The Crown of Thorns (COT), known scientifically as Acanthaster planci, is a very large starfish that, in large numbers, can provoke extensive coral bleaching. Based on this, HEPCA implemented a monitoring and awareness program to follow up on COTS the reefs based on reports from the diving community to control the spread as they can easily reach up to 1 meter in diameter with 21 arms.
Possible causes of COTs outbreaks are relatively unknown. Historical accounts of COTs outbreaks make scientists believe that these events are natural; however, there is no doubt that human factors like overfishing of COTs predators, runoff nutrients, pollution and climate change have increased the frequency and intensity of the outbreaks, resulting in severe damage to the living corals.
It is believed that the first primary outbreak was observed in the Egyptian Red Sea at Jackfish Alley of the Ras Mohammed National Park in 1994. Then again an outbreak followed in 1998 that infested numerous reefs along the Egyptian coasts of the Red Sea from Dahab on the Gulf of Aqaba to the Sudanese border.
To control the problem, the Egyptian government authorized the removal of starfish from the reefs. More than 100,000 COTs were removed from these sites, thus saving hundreds of hectares of living corals that kept their economical significance and attractiveness for tourists.
Periodically, HEPCA receives notifications on the presence of unusual densities of the COTS on some reefs. The most recent notification concerned Carless reef. These reports are now under assessment by the HEPCA scientific team.
In case COT's are encountered, please follow these guidelines:
a) Report to HEPCA for unusual densities of the COTS and send the following data:
- Date of dive/survey
- Latitude/longitude data or the name of the reef
- Estimation of the area covered
- Depth at which you have seen the COTs
- Number of COTs observed
b) When a report of primary or secondary outbreaks is confirmed by HEPCA's scientific team, an organized clean-up event is set-up to collect as many animals as possible from specific reefs –Join in the clean-up.

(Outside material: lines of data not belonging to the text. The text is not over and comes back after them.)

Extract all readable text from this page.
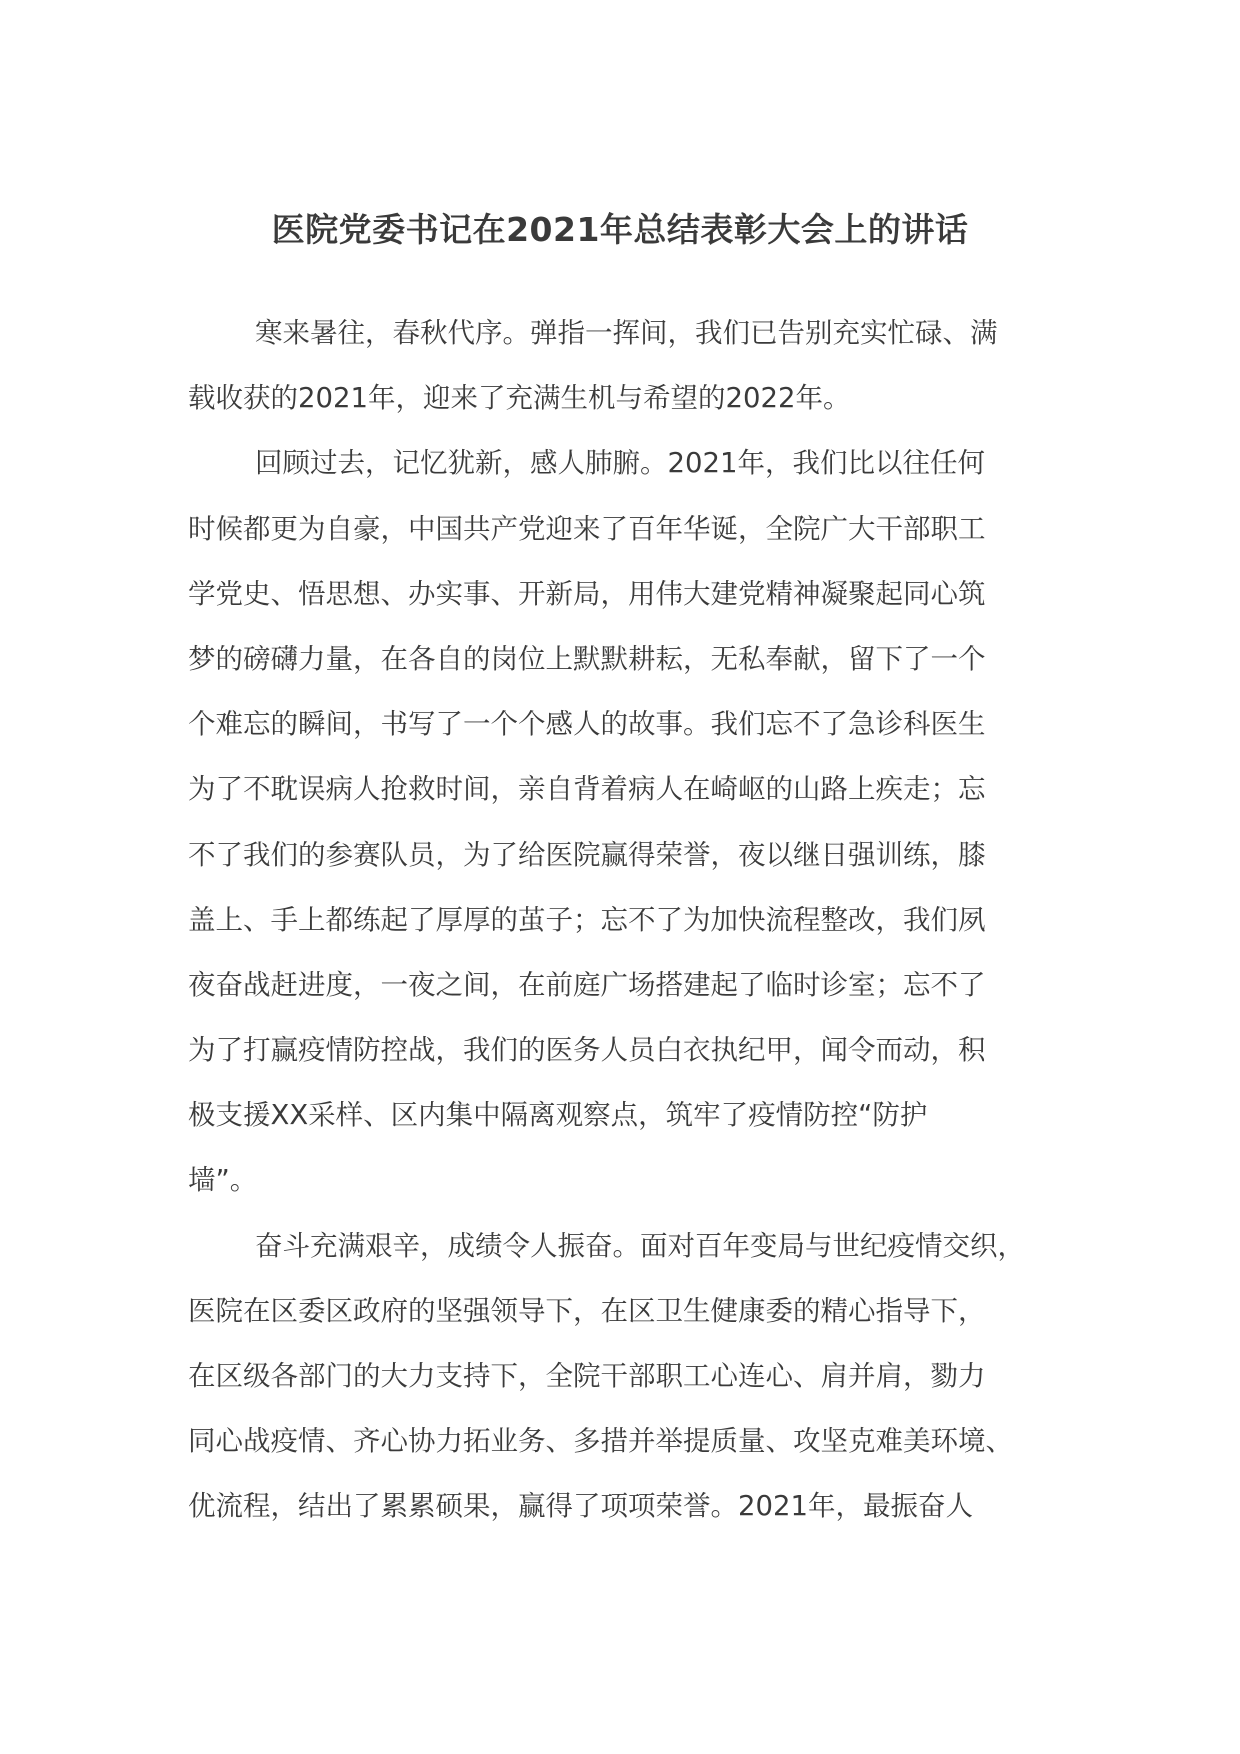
医院党委书记在2021年总结表彰大会上的讲话
寒来暑往，春秋代序。弹指一挥间，我们已告别充实忙碌、满
载收获的2021年，迎来了充满生机与希望的2022年。
回顾过去，记忆犹新，感人肺腑。2021年，我们比以往任何
时候都更为自豪，中国共产党迎来了百年华诞，全院广大干部职工
学党史、悟思想、办实事、开新局，用伟大建党精神凝聚起同心筑
梦的磅礴力量，在各自的岗位上默默耕耘，无私奉献，留下了一个
个难忘的瞬间，书写了一个个感人的故事。我们忘不了急诊科医生
为了不耽误病人抢救时间，亲自背着病人在崎岖的山路上疾走；忘
不了我们的参赛队员，为了给医院赢得荣誉，夜以继日强训练，膝
盖上、手上都练起了厚厚的茧子；忘不了为加快流程整改，我们夙
夜奋战赶进度，一夜之间，在前庭广场搭建起了临时诊室；忘不了
为了打赢疫情防控战，我们的医务人员白衣执纪甲，闻令而动，积
极支援XX采样、区内集中隔离观察点，筑牢了疫情防控“防护
墙”。
奋斗充满艰辛，成绩令人振奋。面对百年变局与世纪疫情交织，
医院在区委区政府的坚强领导下，在区卫生健康委的精心指导下，
在区级各部门的大力支持下，全院干部职工心连心、肩并肩，勠力
同心战疫情、齐心协力拓业务、多措并举提质量、攻坚克难美环境、
优流程，结出了累累硕果，赢得了项项荣誉。2021年，最振奋人
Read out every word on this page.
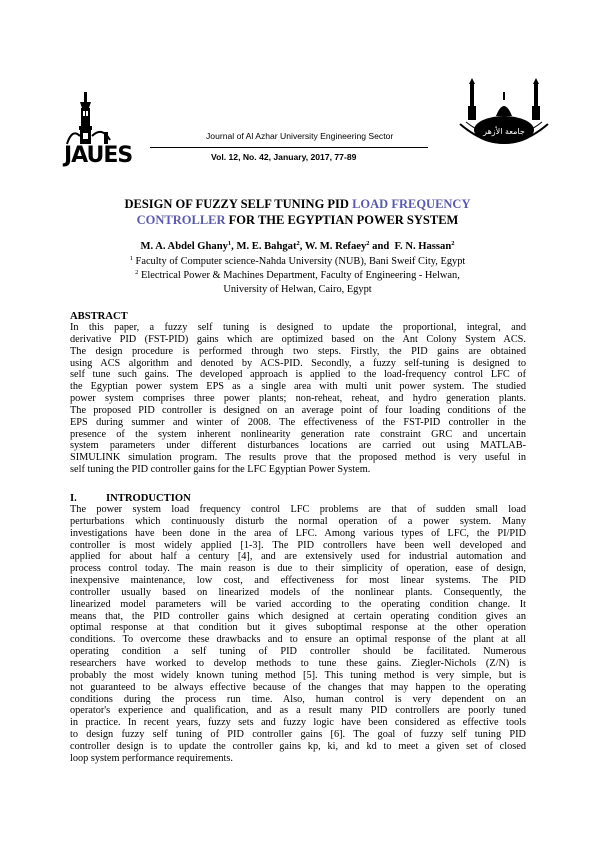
JAUES
جامعة الأزهر
Journal of Al Azhar University Engineering Sector
Vol. 12, No. 42, January, 2017, 77-89
DESIGN OF FUZZY SELF TUNING PID LOAD FREQUENCY
CONTROLLER FOR THE EGYPTIAN POWER SYSTEM
M. A. Abdel Ghany$^1$, M. E. Bahgat$^2$, W. M. Refaey$^2$ and  F. N. Hassan$^2$
$^1$ Faculty of Computer science-Nahda University (NUB), Bani Sweif City, Egypt
$^2$ Electrical Power & Machines Department, Faculty of Engineering - Helwan,
University of Helwan, Cairo, Egypt
ABSTRACT
In this paper, a fuzzy self tuning is designed to update the proportional, integral, and
derivative PID (FST-PID) gains which are optimized based on the Ant Colony System ACS.
The design procedure is performed through two steps. Firstly, the PID gains are obtained
using ACS algorithm and denoted by ACS-PID. Secondly, a fuzzy self-tuning is designed to
self tune such gains. The developed approach is applied to the load-frequency control LFC of
the Egyptian power system EPS as a single area with multi unit power system. The studied
power system comprises three power plants; non-reheat, reheat, and hydro generation plants.
The proposed PID controller is designed on an average point of four loading conditions of the
EPS during summer and winter of 2008. The effectiveness of the FST-PID controller in the
presence of the system inherent nonlinearity generation rate constraint GRC and uncertain
system parameters under different disturbances locations are carried out using MATLAB-
SIMULINK simulation program. The results prove that the proposed method is very useful in
self tuning the PID controller gains for the LFC Egyptian Power System.
I.	INTRODUCTION
The power system load frequency control LFC problems are that of sudden small load
perturbations which continuously disturb the normal operation of a power system. Many
investigations have been done in the area of LFC. Among various types of LFC, the PI/PID
controller is most widely applied [1-3]. The PID controllers have been well developed and
applied for about half a century [4], and are extensively used for industrial automation and
process control today. The main reason is due to their simplicity of operation, ease of design,
inexpensive maintenance, low cost, and effectiveness for most linear systems. The PID
controller usually based on linearized models of the nonlinear plants. Consequently, the
linearized model parameters will be varied according to the operating condition change. It
means that, the PID controller gains which designed at certain operating condition gives an
optimal response at that condition but it gives suboptimal response at the other operation
conditions. To overcome these drawbacks and to ensure an optimal response of the plant at all
operating condition a self tuning of PID controller should be facilitated. Numerous
researchers have worked to develop methods to tune these gains. Ziegler-Nichols (Z/N) is
probably the most widely known tuning method [5]. This tuning method is very simple, but is
not guaranteed to be always effective because of the changes that may happen to the operating
conditions during the process run time. Also, human control is very dependent on an
operator's experience and qualification, and as a result many PID controllers are poorly tuned
in practice. In recent years, fuzzy sets and fuzzy logic have been considered as effective tools
to design fuzzy self tuning of PID controller gains [6]. The goal of fuzzy self tuning PID
controller design is to update the controller gains kp, ki, and kd to meet a given set of closed
loop system performance requirements.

It is vital to understand the purpose of follow-up that if there is evidence of a primary outbreak, a secondary outbreak will take place a few months or years later and could affect a larger area as adult individuals move from deep to shallow water when water temperature rise.
In considering collecting COTs, never commence a cleanup by yourself without previous instructions! Collecting COTs needs to be carried out using very specific techniques in order not to cause more harm than good.
In order to safely collect COTs, you need gloves, a hook or a spear and a bag, preferably a mesh one, to put them in.
Do not attempt to collect COTs with your hands, remember that COTs spines are venomous and produce a neurotoxin that can cause sharp stinging pain that can last for hours, as well as nausea and vomiting.